Od samego początku hodowli, czyli od momentu, gdy miałam tylko Aluzję Ani Mru Mru, czuję życzliwą obecność Kasi Nowickiej z Łodzi, która zawsze interesuje się, co u Lizusów, a także mobilizuje mnie do aktualizowania strony. U Kasi też mieszka Dalaya Lizus Maksimus i ma wszystko, czego do szczęścia potrzebuje jamnik.
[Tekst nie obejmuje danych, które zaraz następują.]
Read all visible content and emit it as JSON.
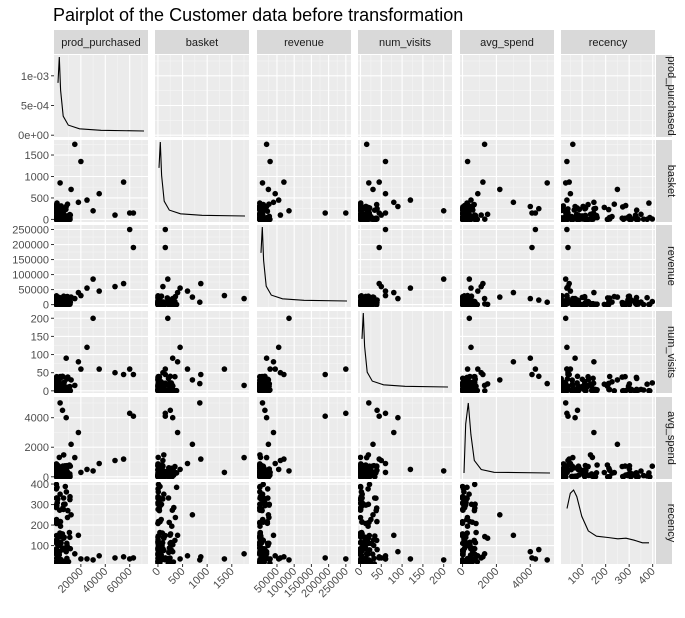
{
  "chart_data": {
    "type": "scatter",
    "title": "Pairplot of the Customer data before transformation",
    "variables": [
      "prod_purchased",
      "basket",
      "revenue",
      "num_visits",
      "avg_spend",
      "recency"
    ],
    "diagonal": "density",
    "grid": true,
    "axes": {
      "prod_purchased": {
        "ylim": [
          -3e-05,
          0.00135
        ],
        "yticks": [
          0,
          0.0005,
          0.001
        ],
        "ytick_labels": [
          "0e+00",
          "5e-04",
          "1e-03"
        ],
        "xlim": [
          -2000,
          75000
        ],
        "xticks": [
          20000,
          40000,
          60000
        ],
        "xtick_labels": [
          "20000",
          "40000",
          "60000"
        ]
      },
      "basket": {
        "range": [
          -60,
          1850
        ],
        "ticks": [
          0,
          500,
          1000,
          1500
        ],
        "tick_labels": [
          "0",
          "500",
          "1000",
          "1500"
        ]
      },
      "revenue": {
        "range": [
          -8000,
          265000
        ],
        "yticks": [
          0,
          50000,
          100000,
          150000,
          200000,
          250000
        ],
        "ytick_labels": [
          "0",
          "50000",
          "100000",
          "150000",
          "200000",
          "250000"
        ],
        "xticks": [
          50000,
          100000,
          150000,
          200000,
          250000
        ],
        "xtick_labels": [
          "50000",
          "100000",
          "150000",
          "200000",
          "250000"
        ]
      },
      "num_visits": {
        "range": [
          -6,
          220
        ],
        "ticks": [
          0,
          50,
          100,
          150,
          200
        ],
        "tick_labels": [
          "0",
          "50",
          "100",
          "150",
          "200"
        ]
      },
      "avg_spend": {
        "range": [
          -150,
          5400
        ],
        "yticks": [
          0,
          2000,
          4000
        ],
        "ytick_labels": [
          "0",
          "2000",
          "4000"
        ],
        "xticks": [
          0,
          2000,
          4000
        ],
        "xtick_labels": [
          "0",
          "2000",
          "4000"
        ]
      },
      "recency": {
        "range": [
          10,
          410
        ],
        "yticks": [
          100,
          200,
          300,
          400
        ],
        "ytick_labels": [
          "100",
          "200",
          "300",
          "400"
        ],
        "xticks": [
          100,
          200,
          300,
          400
        ],
        "xtick_labels": [
          "100",
          "200",
          "300",
          "400"
        ]
      }
    },
    "outliers": [
      {
        "prod_purchased": 63000,
        "basket": 150,
        "revenue": 190000,
        "num_visits": 45,
        "avg_spend": 4100,
        "recency": 40
      },
      {
        "prod_purchased": 60000,
        "basket": 150,
        "revenue": 250000,
        "num_visits": 60,
        "avg_spend": 4300,
        "recency": 35
      },
      {
        "prod_purchased": 55000,
        "basket": 870,
        "revenue": 70000,
        "num_visits": 45,
        "avg_spend": 1200,
        "recency": 45
      },
      {
        "prod_purchased": 48000,
        "basket": 100,
        "revenue": 60000,
        "num_visits": 50,
        "avg_spend": 1100,
        "recency": 40
      },
      {
        "prod_purchased": 30000,
        "basket": 200,
        "revenue": 85000,
        "num_visits": 200,
        "avg_spend": 400,
        "recency": 30
      },
      {
        "prod_purchased": 25000,
        "basket": 450,
        "revenue": 55000,
        "num_visits": 120,
        "avg_spend": 500,
        "recency": 35
      },
      {
        "prod_purchased": 20000,
        "basket": 1350,
        "revenue": 30000,
        "num_visits": 60,
        "avg_spend": 300,
        "recency": 35
      },
      {
        "prod_purchased": 15000,
        "basket": 1750,
        "revenue": 20000,
        "num_visits": 15,
        "avg_spend": 1300,
        "recency": 60
      },
      {
        "prod_purchased": 35000,
        "basket": 600,
        "revenue": 45000,
        "num_visits": 60,
        "avg_spend": 900,
        "recency": 50
      },
      {
        "prod_purchased": 8000,
        "basket": 300,
        "revenue": 20000,
        "num_visits": 90,
        "avg_spend": 4000,
        "recency": 70
      },
      {
        "prod_purchased": 5000,
        "basket": 250,
        "revenue": 15000,
        "num_visits": 40,
        "avg_spend": 4500,
        "recency": 80
      },
      {
        "prod_purchased": 12000,
        "basket": 700,
        "revenue": 25000,
        "num_visits": 30,
        "avg_spend": 2200,
        "recency": 250
      },
      {
        "prod_purchased": 18000,
        "basket": 400,
        "revenue": 40000,
        "num_visits": 80,
        "avg_spend": 3000,
        "recency": 150
      },
      {
        "prod_purchased": 3000,
        "basket": 850,
        "revenue": 8000,
        "num_visits": 20,
        "avg_spend": 5000,
        "recency": 30
      }
    ],
    "main_cluster": {
      "prod_purchased": [
        0,
        12000
      ],
      "basket": [
        0,
        400
      ],
      "revenue": [
        0,
        30000
      ],
      "num_visits": [
        0,
        40
      ],
      "avg_spend": [
        0,
        1500
      ],
      "recency": [
        10,
        400
      ]
    }
  }
}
Na zamieszczonych poniżej zdjęciach pozuje jednak nie Dalaya, a Basim Lizus Maksimus, który uwielbia Kasię.
Siostra Dalayi, Damai Lizus Maksimus, mieszka w Czechach, a jej właścicielami są Petra Moziková i Jan Mrázek, bardzo ciepli wielbiciele jamników długowłosych, którzy w swoim domu, nazywanym tak jak hodowla Stoupová Chaloupka, stworzyli dla psów prawdziwy raj. Bardzo cenię sobie kontakty z Petrą i Janem, którzy mają podobne podejście do hodowania psów jak ja i wiem, że Damai jest u nich bardzo szczęśliwa.
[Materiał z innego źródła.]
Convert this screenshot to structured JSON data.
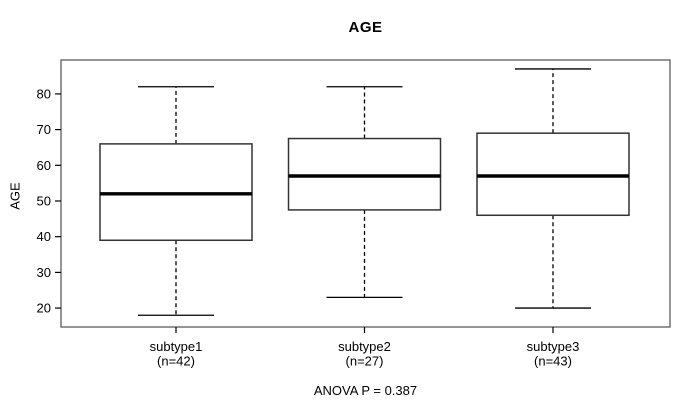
{
  "chart_data": {
    "type": "boxplot",
    "title": "AGE",
    "ylabel": "AGE",
    "xlabel": "",
    "ylim": [
      14.7,
      89.5
    ],
    "yticks": [
      20,
      30,
      40,
      50,
      60,
      70,
      80
    ],
    "grid": false,
    "categories": [
      "subtype1",
      "subtype2",
      "subtype3"
    ],
    "category_sublabels": [
      "(n=42)",
      "(n=27)",
      "(n=43)"
    ],
    "series": [
      {
        "name": "subtype1",
        "n": 42,
        "whisker_low": 18,
        "q1": 39,
        "median": 52,
        "q3": 66,
        "whisker_high": 82
      },
      {
        "name": "subtype2",
        "n": 27,
        "whisker_low": 23,
        "q1": 47.5,
        "median": 57,
        "q3": 67.5,
        "whisker_high": 82
      },
      {
        "name": "subtype3",
        "n": 43,
        "whisker_low": 20,
        "q1": 46,
        "median": 57,
        "q3": 69,
        "whisker_high": 87
      }
    ],
    "annotation": "ANOVA P = 0.387",
    "colors": {
      "line": "#000000",
      "box_stroke": "#333333",
      "box_fill": "#ffffff",
      "frame": "#686868",
      "background": "#ffffff"
    }
  }
}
Wszystkim właścicielom Lizusów Maksimusów dziękuję za życzliwość i za wielką miłość dla psów. Osobne podziękowania mam też dla moich rodziców, a szczególnie mamy, która jest właścicielką Alchiego Lizusa Maksimusa i bardzo go kocha. Na rodziców mogę bardzo często liczyć, np. gdy wyjeżdżam na urlop. Moje jamniki uwielbiają biegać na ich dzialce i zawsze chętnie tam jadą. Na zdjęciu poniżej moja mama Maria Bogusławska i Aluzja Ani Mru Mru.
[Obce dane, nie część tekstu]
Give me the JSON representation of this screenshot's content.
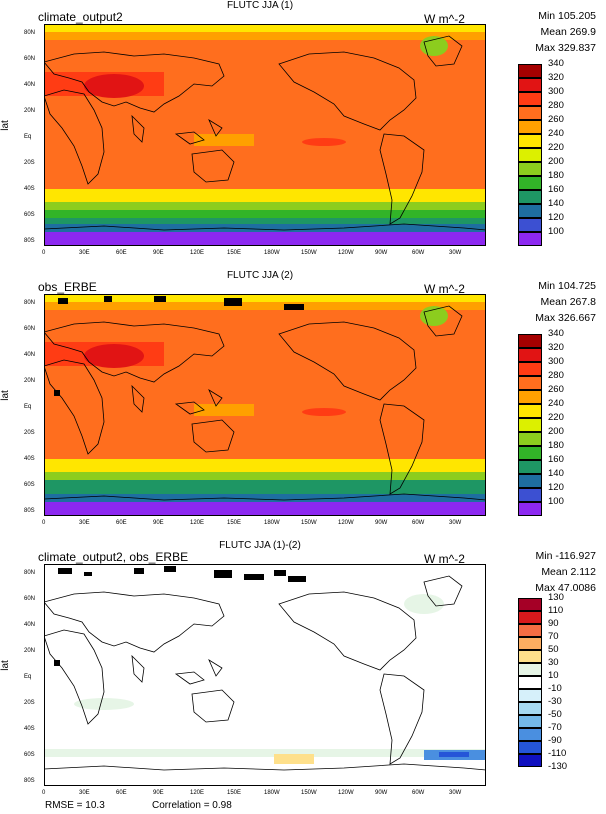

Cieszę się również z serdecznego kontaktu z właścicielami potomków po reproduktorach z przydomkiem Lizus Maksimus. Z niektórymi mam szczególnie częsty kontakt. Dziękuję za to m.in. Wandzie Więsek, Żanecie Araszkiewicz, Anecie Gąsiorek, ale także wszystkim innym, z którymi z konieczności spotykam się i rozmawiam rzadziej, ale zawsze czuję ich serdeczność.
Czasami zdarzają się zbiorowe spacery, tak jak ten, w Parku Skaryszewskim w Warszawie, zdokumentowany przez Karolinę Czempas.
Bardzo miłe są momenty, kiedy spotykamy się na wystawach. W lipcu 2015 r. Basim Lizus Maksimus na wystawie międzynarodowej w Warszawie mógł zapozować do zdjęć aż z trzema swoimi córkami w różnym wieku: Lamią ze Sfory Cętkowanej, Lady First z Dworu Diany oraz Amy Zaciszańskie Urwisy. Dla nas, właścicielek jamników, była to też doskonała zabawa.
Dziękuję wszystkim za możliwość doświadczania tych wspanialych wspólnych przeżyć, za sympatię i za pozytywną energię, która jest tak ważna w hodowaniu psów. Dzięki niej przeglądanie zdjęć oraz filmów archiwalnych – jak na przykład tego, zamieszczonego poniżej, autorstwa mojego męża Mariusza – zawsze wywołuje wzruszenie.